For the reasons set forth above, I sustain CMS’s initial determination that Petitioner was not in substantial compliance with 42 C.F.R. § 483.25(d) and that a $19,055 per‑instance CMP is fully supported by the relevant statutory and regulatory factors in this case. 

/s/

Kourtney LeBlanc Administrative Law Judge

  • 1CMS also imposed a two-year ban on Petitioner conducting a nurse aide training, competency, and evaluation program (NATCEP).  That determination is justified by my sustaining the CMP.
  • 2All citations to the Code of Federal Regulations are to the version in effect at the time of the survey unless otherwise indicated.
  • 3CMS or the state agency designates the scope and severity level using a letter from A through L based on a scope and severity matrix published in the State Operations Manual, Ch. 7, § 7400.3.1 (Rev. 185, eff.

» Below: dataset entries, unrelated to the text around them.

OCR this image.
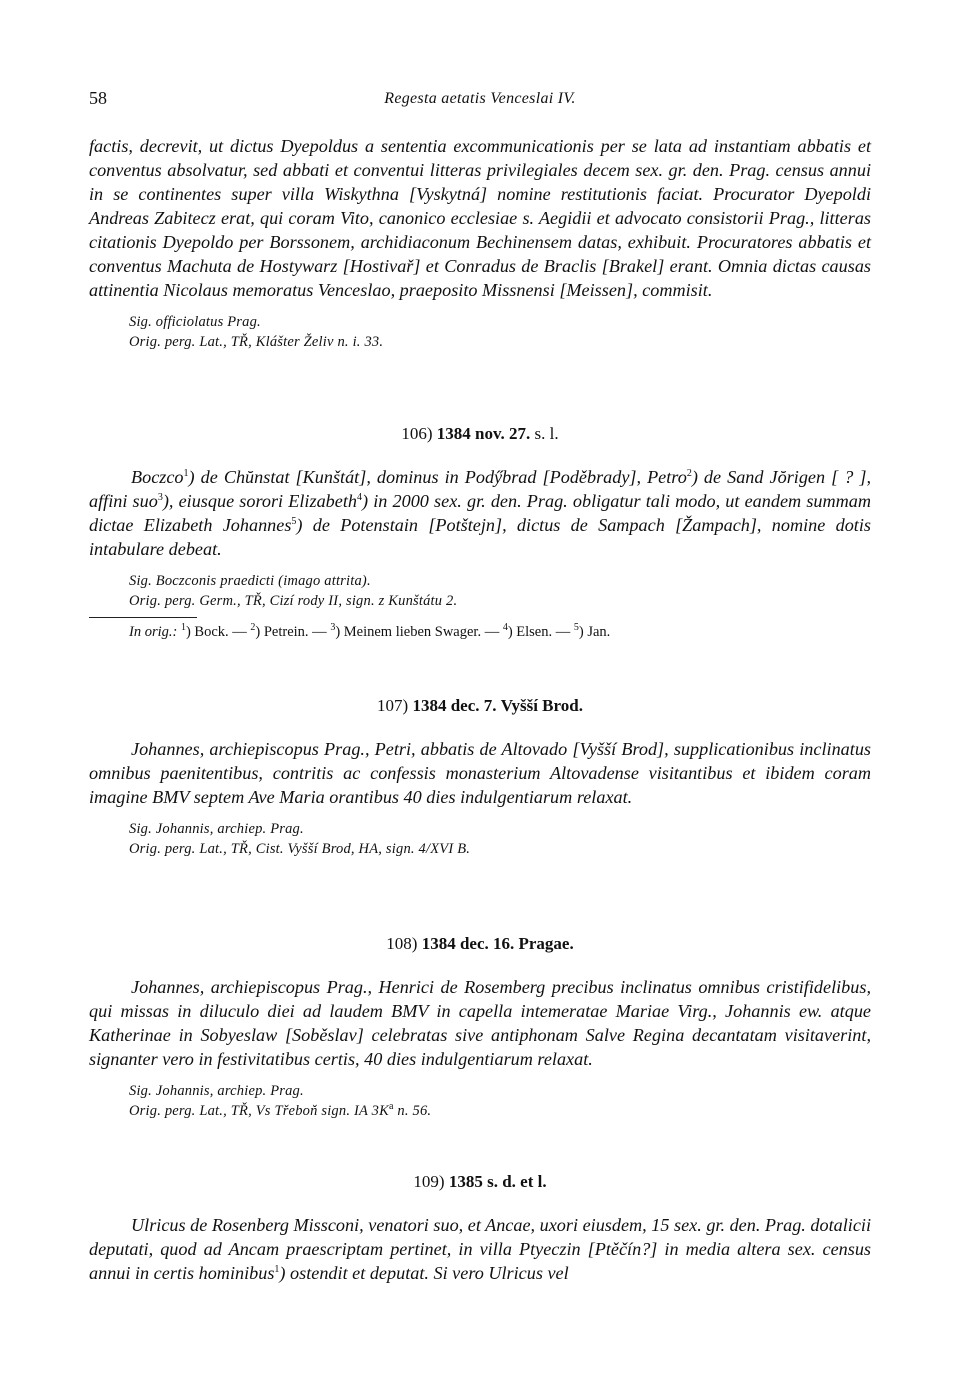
58	Regesta aetatis Venceslai IV.

factis, decrevit, ut dictus Dyepoldus a sententia excommunicationis per se lata ad instantiam abbatis et conventus absolvatur, sed abbati et conventui litteras privilegiales decem sex. gr. den. Prag. census annui in se continentes super villa Wiskythna [Vyskytná] nomine restitutionis faciat. Procurator Dyepoldi Andreas Zabitecz erat, qui coram Vito, canonico ecclesiae s. Aegidii et advocato consistorii Prag., litteras citationis Dyepoldo per Borssonem, archidiaconum Bechinensem datas, exhibuit. Procuratores abbatis et conventus Machuta de Hostywarz [Hostivař] et Conradus de Braclis [Brakel] erant. Omnia dictas causas attinentia Nicolaus memoratus Venceslao, praeposito Missnensi [Meissen], commisit.

Sig. officiolatus Prag.
Orig. perg. Lat., TŘ, Klášter Želiv n. i. 33.
106) 1384 nov. 27. s. l.

Boczco$^1$) de Chŭnstat [Kunštát], dominus in Podӳbrad [Poděbrady], Petro$^2$) de Sand Jŏrigen [ ? ], affini suo$^3$), eiusque sorori Elizabeth$^4$) in 2000 sex. gr. den. Prag. obligatur tali modo, ut eandem summam dictae Elizabeth Johannes$^5$) de Potenstain [Potštejn], dictus de Sampach [Žampach], nomine dotis intabulare debeat.

Sig. Boczconis praedicti (imago attrita).
Orig. perg. Germ., TŘ, Cizí rody II, sign. z Kunštátu 2.
In orig.: $^1$) Bock. — $^2$) Petrein. — $^3$) Meinem lieben Swager. — $^4$) Elsen. — $^5$) Jan.
107) 1384 dec. 7. Vyšší Brod.

Johannes, archiepiscopus Prag., Petri, abbatis de Altovado [Vyšší Brod], supplicationibus inclinatus omnibus paenitentibus, contritis ac confessis monasterium Altovadense visitantibus et ibidem coram imagine BMV septem Ave Maria orantibus 40 dies indulgentiarum relaxat.

Sig. Johannis, archiep. Prag.
Orig. perg. Lat., TŘ, Cist. Vyšší Brod, HA, sign. 4/XVI B.
108) 1384 dec. 16. Pragae.

Johannes, archiepiscopus Prag., Henrici de Rosemberg precibus inclinatus omnibus cristifidelibus, qui missas in diluculo diei ad laudem BMV in capella intemeratae Mariae Virg., Johannis ew. atque Katherinae in Sobyeslaw [Soběslav] celebratas sive antiphonam Salve Regina decantatam visitaverint, signanter vero in festivitatibus certis, 40 dies indulgentiarum relaxat.

Sig. Johannis, archiep. Prag.
Orig. perg. Lat., TŘ, Vs Třeboň sign. IA $3K^a$ n. 56.
109) 1385 s. d. et l.

Ulricus de Rosenberg Missconi, venatori suo, et Ancae, uxori eiusdem, 15 sex. gr. den. Prag. dotalicii deputati, quod ad Ancam praescriptam pertinet, in villa Ptyeczin [Ptěčín?] in media altera sex. census annui in certis hominibus$^1$) ostendit et deputat. Si vero Ulricus vel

Nov. 16, 2018).  Levels A, B, or C indicate a deficiency that presents no actual harm but has the potential for minimal harm, which means the facility technically remains in substantial compliance.  42 C.F.R. § 488.301.  Levels D, E, or F indicate a deficiency that presents no actual harm but has the potential for more than minimal harm that does not amount to immediate jeopardy.  Levels G, H, or I indicate a deficiency that involves actual harm that does not amount to immediate jeopardy.  Finally, levels J, K, or L indicate a deficiency that constitutes immediate jeopardy to resident health or safety.

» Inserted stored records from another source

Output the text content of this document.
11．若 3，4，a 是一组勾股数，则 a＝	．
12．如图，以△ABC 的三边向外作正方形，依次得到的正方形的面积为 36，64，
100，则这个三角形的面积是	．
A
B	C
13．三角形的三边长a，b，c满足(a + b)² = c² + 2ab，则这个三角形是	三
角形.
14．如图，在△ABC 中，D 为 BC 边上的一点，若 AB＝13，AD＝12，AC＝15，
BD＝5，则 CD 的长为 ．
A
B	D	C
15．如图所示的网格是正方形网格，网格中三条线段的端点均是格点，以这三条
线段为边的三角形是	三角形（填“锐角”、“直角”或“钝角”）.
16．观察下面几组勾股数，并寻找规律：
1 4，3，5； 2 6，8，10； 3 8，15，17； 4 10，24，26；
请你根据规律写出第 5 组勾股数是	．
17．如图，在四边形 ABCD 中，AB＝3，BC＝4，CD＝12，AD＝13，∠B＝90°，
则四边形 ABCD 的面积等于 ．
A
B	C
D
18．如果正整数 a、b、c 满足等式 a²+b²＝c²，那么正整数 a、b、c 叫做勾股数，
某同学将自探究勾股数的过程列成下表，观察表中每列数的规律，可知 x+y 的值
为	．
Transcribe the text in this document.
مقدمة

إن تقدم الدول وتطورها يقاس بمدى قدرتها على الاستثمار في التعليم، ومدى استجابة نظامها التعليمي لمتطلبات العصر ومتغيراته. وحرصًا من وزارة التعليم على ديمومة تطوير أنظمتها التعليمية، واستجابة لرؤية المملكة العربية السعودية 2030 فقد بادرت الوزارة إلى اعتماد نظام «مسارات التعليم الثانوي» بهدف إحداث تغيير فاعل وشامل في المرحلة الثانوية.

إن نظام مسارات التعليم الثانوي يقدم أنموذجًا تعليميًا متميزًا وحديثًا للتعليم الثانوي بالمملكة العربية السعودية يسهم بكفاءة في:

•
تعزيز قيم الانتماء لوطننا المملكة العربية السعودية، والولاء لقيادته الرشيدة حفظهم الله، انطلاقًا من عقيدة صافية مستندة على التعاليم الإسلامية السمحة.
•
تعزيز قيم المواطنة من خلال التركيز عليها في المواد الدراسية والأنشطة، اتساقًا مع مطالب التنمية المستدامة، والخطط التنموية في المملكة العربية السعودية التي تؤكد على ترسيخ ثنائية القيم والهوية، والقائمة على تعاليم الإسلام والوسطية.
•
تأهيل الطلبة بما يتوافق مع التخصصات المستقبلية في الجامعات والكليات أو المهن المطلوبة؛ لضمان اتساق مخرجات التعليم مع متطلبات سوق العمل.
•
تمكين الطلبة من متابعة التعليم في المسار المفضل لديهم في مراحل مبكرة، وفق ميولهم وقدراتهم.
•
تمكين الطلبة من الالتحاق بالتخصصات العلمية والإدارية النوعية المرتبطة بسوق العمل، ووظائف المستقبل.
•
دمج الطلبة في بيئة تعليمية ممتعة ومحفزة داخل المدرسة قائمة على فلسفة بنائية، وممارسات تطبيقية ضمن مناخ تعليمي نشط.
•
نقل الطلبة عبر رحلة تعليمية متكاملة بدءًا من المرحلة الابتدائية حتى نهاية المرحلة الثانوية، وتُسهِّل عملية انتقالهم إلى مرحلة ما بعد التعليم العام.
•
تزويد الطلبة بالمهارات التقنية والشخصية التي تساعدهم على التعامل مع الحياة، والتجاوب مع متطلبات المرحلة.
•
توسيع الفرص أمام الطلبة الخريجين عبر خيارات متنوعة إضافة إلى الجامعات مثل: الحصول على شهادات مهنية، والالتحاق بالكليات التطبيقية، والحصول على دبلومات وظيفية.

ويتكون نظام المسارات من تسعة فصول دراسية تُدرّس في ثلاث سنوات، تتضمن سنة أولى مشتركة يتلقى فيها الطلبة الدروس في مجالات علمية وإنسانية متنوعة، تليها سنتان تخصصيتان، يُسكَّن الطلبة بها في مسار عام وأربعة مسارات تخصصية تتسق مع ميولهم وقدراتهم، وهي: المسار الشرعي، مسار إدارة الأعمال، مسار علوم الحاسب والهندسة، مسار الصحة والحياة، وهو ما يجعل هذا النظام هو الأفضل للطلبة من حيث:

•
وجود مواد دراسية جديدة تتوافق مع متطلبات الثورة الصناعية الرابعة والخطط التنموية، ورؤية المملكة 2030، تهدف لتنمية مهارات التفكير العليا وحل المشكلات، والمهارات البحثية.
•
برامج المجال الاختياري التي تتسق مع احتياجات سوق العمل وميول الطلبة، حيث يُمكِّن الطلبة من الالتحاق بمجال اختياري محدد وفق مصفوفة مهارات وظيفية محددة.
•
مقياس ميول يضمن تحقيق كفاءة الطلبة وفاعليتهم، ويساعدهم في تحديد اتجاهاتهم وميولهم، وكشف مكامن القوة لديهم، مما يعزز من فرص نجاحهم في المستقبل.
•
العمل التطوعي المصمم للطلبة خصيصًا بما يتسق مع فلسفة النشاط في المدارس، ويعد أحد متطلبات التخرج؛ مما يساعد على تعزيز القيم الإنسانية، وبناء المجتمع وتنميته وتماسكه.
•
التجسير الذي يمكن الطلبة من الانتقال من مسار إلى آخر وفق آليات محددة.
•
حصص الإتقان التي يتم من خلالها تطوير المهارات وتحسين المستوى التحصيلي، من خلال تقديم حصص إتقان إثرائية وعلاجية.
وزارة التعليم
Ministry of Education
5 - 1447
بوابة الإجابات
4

  • 4Petitioner filed corrected exhibits 1-7 on May 19, 2023.  I note also that CMS filed a different initial determination than the one at issue here in this case as CMS Ex. 2.
  • 5Petitioner’s initial filings were rejected by the original ALJ and timely refiled.

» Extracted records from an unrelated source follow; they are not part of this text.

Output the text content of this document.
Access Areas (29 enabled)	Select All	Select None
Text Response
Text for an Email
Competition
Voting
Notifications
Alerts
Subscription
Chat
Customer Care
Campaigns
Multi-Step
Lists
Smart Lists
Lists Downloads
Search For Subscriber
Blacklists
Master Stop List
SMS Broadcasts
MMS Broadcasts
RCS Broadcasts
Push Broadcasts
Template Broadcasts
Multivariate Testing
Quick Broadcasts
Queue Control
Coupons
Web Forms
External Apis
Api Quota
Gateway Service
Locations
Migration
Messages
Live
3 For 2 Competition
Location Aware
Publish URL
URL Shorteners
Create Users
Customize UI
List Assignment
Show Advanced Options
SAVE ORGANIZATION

  • 6CMS revised Part 483 regulations concerning SNF conditions of participation in 2016, including the quality of care regulation found at 42 C.F.R. § 483.25.  81 Fed. Reg. 68,688 (Oct. 4, 2016); 82 Fed. Reg. 32,256 (Jul. 13, 2017) (technical corrections).  The accident prevention regulation currently promulgated in 42 C.F.R. § 483.25(d) was formerly found in 42 C.F.R. § 483.25(h).  In assessing compliance under section 483.25(d) in this case, I consider case decisions analyzing the former section 483.25(h).